Title: His Majesty's Hope
Publish Date: May 14, 2013
Review Copy Provided By: Net Galley
Book Blurb: For fans of Jacqueline Winspear, Laurie R. King, and Anne Perry, whip-smart heroine Maggie Hope returns to embark on a clandestine mission behind enemy lines where no one can be trusted, and even the smallest indiscretion can be deadly.
World War II has finally come home to Britain, but it takes more than nightly air raids to rattle intrepid spy and expert code breaker Maggie Hope. After serving as a secret agent to protect Princess Elizabeth at Windsor Castle, Maggie is now an elite member of the Special Operations Executive—a black ops organization designed to aid the British effort abroad—and her first assignment sends her straight into Nazi-controlled Berlin, the very heart of the German war machine. Relying on her quick wit and keen instincts, Maggie infiltrates the highest level of Berlin society, gathering information to pass on to London headquarters.
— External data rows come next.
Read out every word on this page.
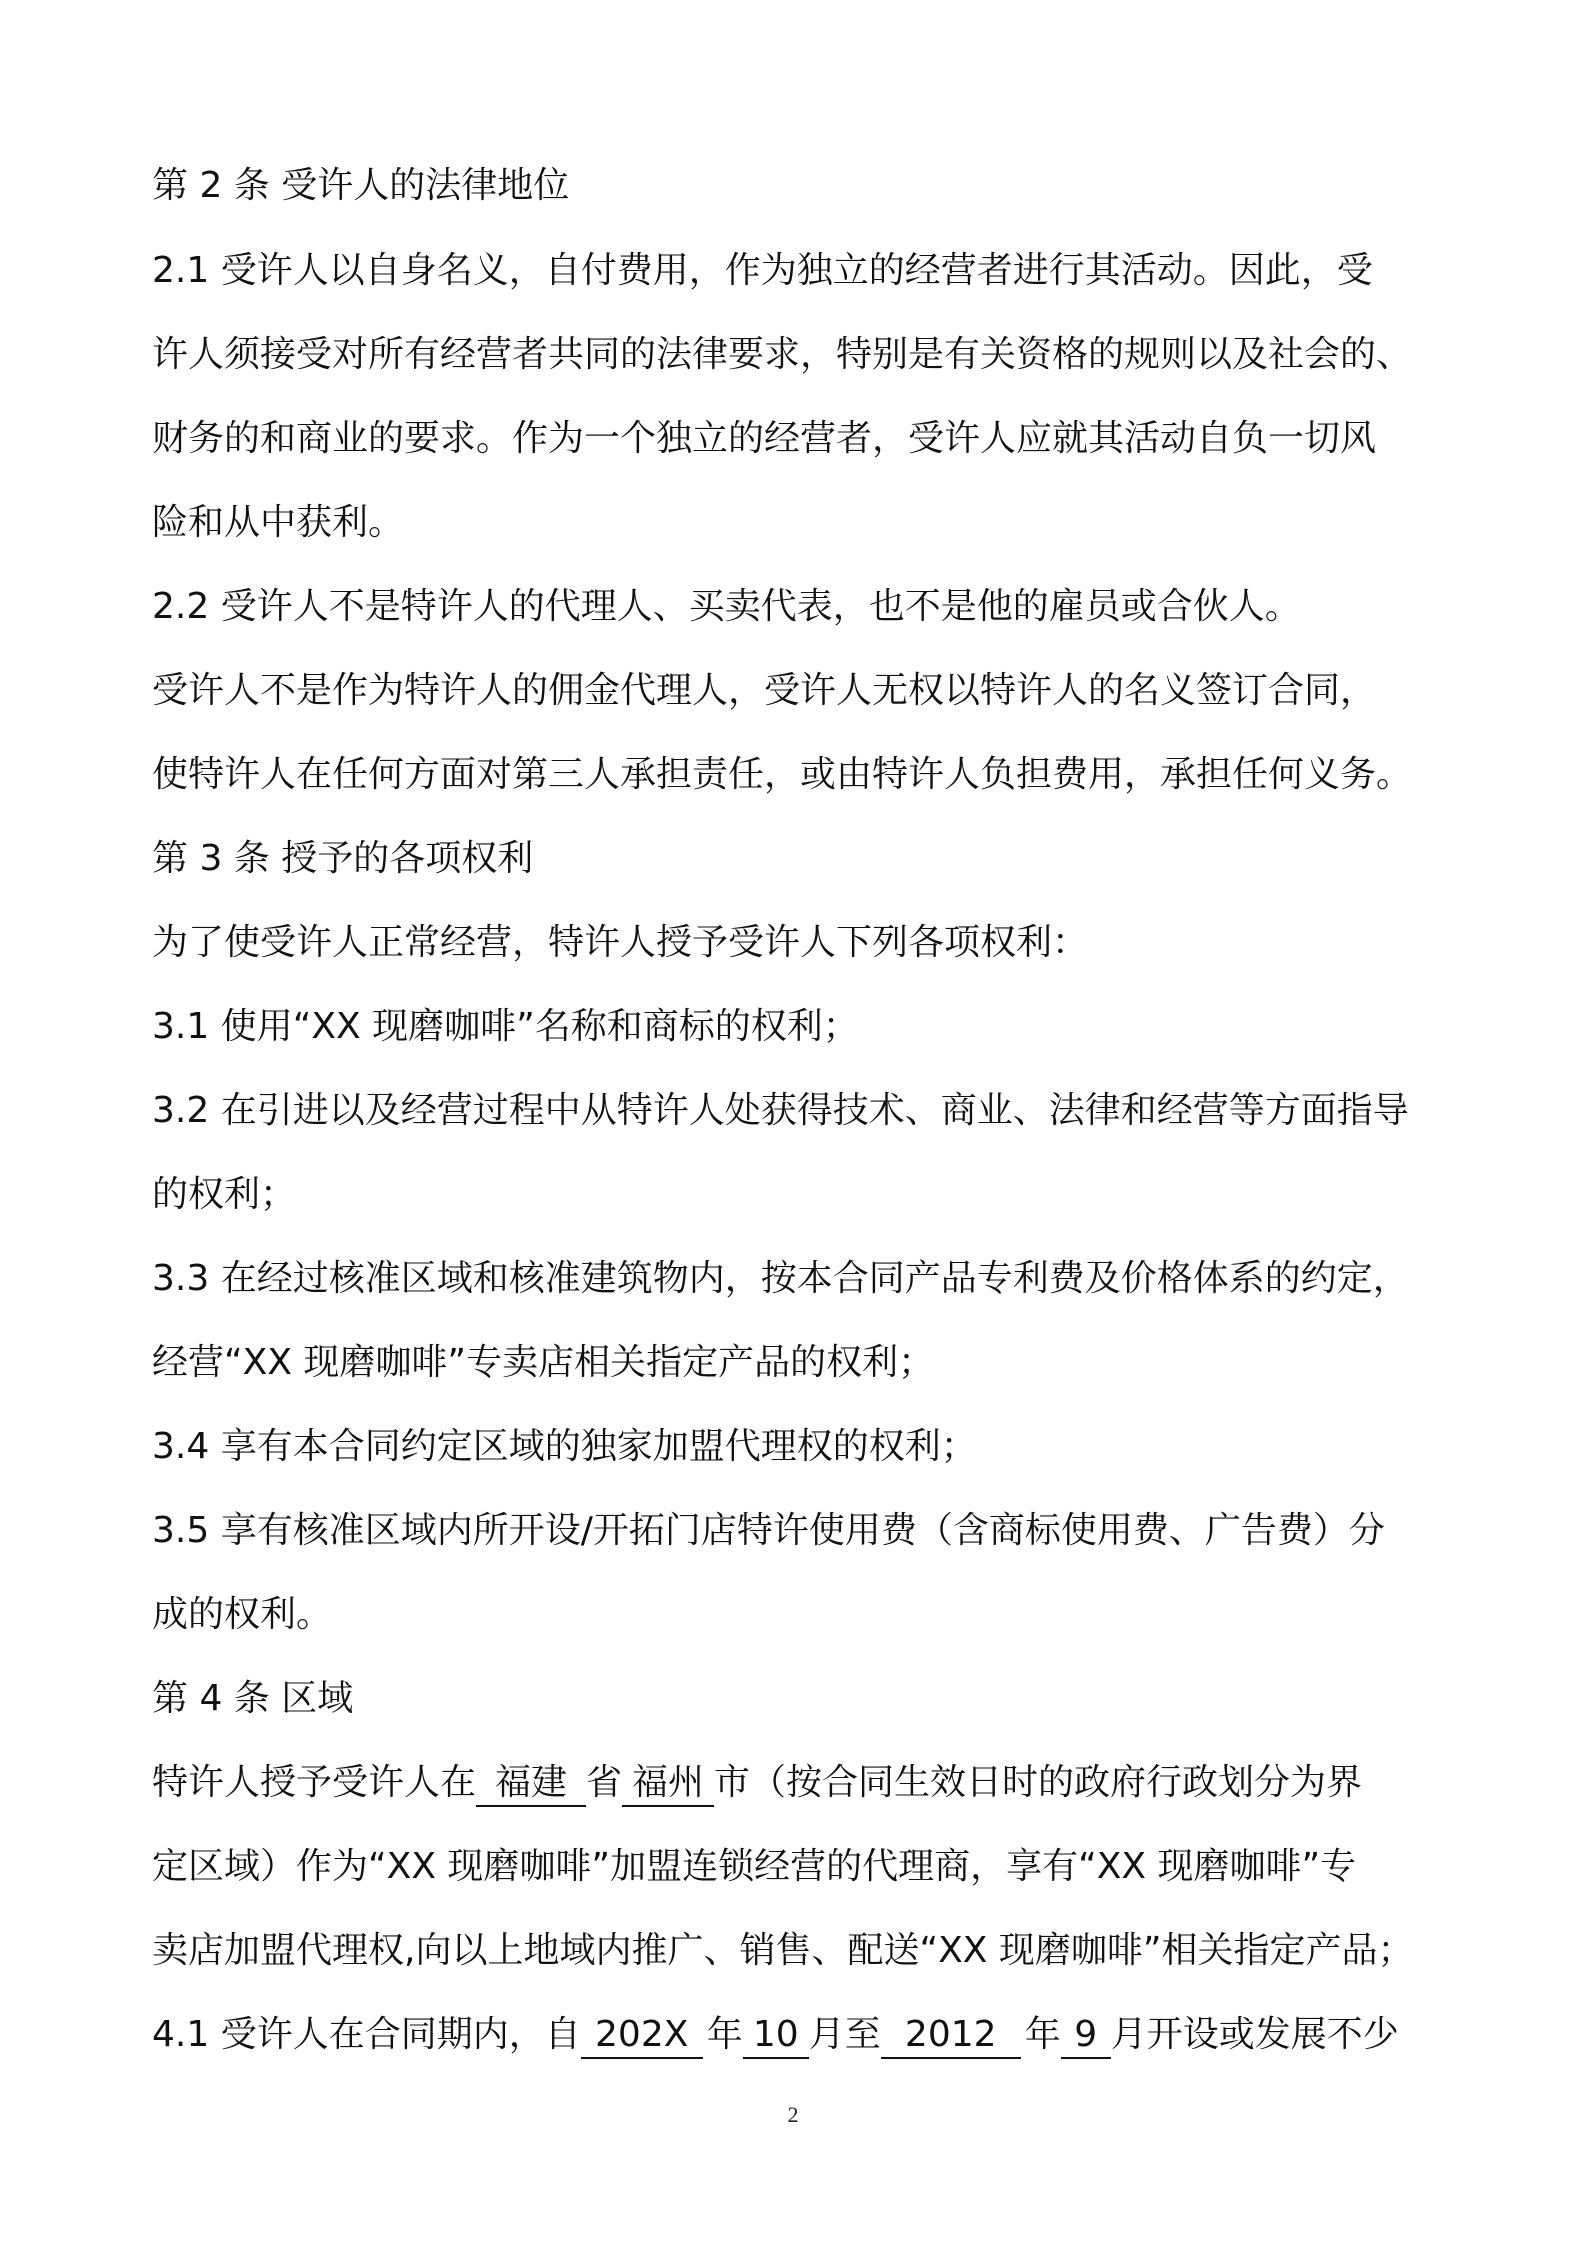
第 2 条 受许人的法律地位
2.1 受许人以自身名义，自付费用，作为独立的经营者进行其活动。因此，受
许人须接受对所有经营者共同的法律要求，特别是有关资格的规则以及社会的、
财务的和商业的要求。作为一个独立的经营者，受许人应就其活动自负一切风
险和从中获利。
2.2 受许人不是特许人的代理人、买卖代表，也不是他的雇员或合伙人。
受许人不是作为特许人的佣金代理人，受许人无权以特许人的名义签订合同，
使特许人在任何方面对第三人承担责任，或由特许人负担费用，承担任何义务。
第 3 条 授予的各项权利
为了使受许人正常经营，特许人授予受许人下列各项权利：
3.1 使用“XX 现磨咖啡”名称和商标的权利；
3.2 在引进以及经营过程中从特许人处获得技术、商业、法律和经营等方面指导
的权利；
3.3 在经过核准区域和核准建筑物内，按本合同产品专利费及价格体系的约定，
经营“XX 现磨咖啡”专卖店相关指定产品的权利；
3.4 享有本合同约定区域的独家加盟代理权的权利；
3.5 享有核准区域内所开设/开拓门店特许使用费（含商标使用费、广告费）分
成的权利。
第 4 条 区域
特许人授予受许人在 福建 省 福州 市（按合同生效日时的政府行政划分为界
定区域）作为“XX 现磨咖啡”加盟连锁经营的代理商，享有“XX 现磨咖啡”专
卖店加盟代理权,向以上地域内推广、销售、配送“XX 现磨咖啡”相关指定产品；
4.1 受许人在合同期内，自 202X 年 10 月至 2012 年 9 月开设或发展不少
2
But the secrets she unveils will expose a darker, more dangerous side of the war—and of her own past.
Review: If you are looking for a great historical spy novel, look no further than Susan Elia MacNeal's Maggie Hope series. His Majesty's Hope is the third book in this series. These books can be read as stand alone novels, but there are some things that would be easier to understand if you've read the previous two books.
In this book, Maggie is being sent to Germany, to help bring down Clara Hess, who just happens to be her mother. There are a lot of twists and turns. She discovers family she didn't know she had and through the family Susan shows us a few things about Nazi Germany that will leave you very cold.
I think most people just remember the genocide of the Jewish people during these years. What isn't taught much in schools is Operation Compassionate Death, where anyone with a hereditary disease was rounded up and killed in order to preserve the race.
If that doesn't send a chill through you, I don't know what will, especially since a lot of the victims in this case were children.
So no, this isn't a book that can be called a cozy. The subject matter is too serious to be a cozy.
Fans of the Maggie Hope series know how much attention is paid to historical accuracy, and this book is no different. It is told from several points of view....Maggie.....Elsie....David and Hugh. Through their eyes you get a good idea of what Britain was like in 1941 as well as Germany.
I loved getting more of David's story now that he's found Freddie, his current partner. Most people think gay rights haven't come very far, but when you read this you'll know a lot of strides have been made in opening minds since the 40s.
Elsie's story involves the resistance in Germany. She's a nurse who starts questioning things when one of her patients ends up dead. I really loved her. She was strong and though she didn't agree with what was happening in Germany, she loved her country.
There's a lot going on in Maggie's love life too and a lot that needs to be resolved. Thankfully book 4 in this series is in the works.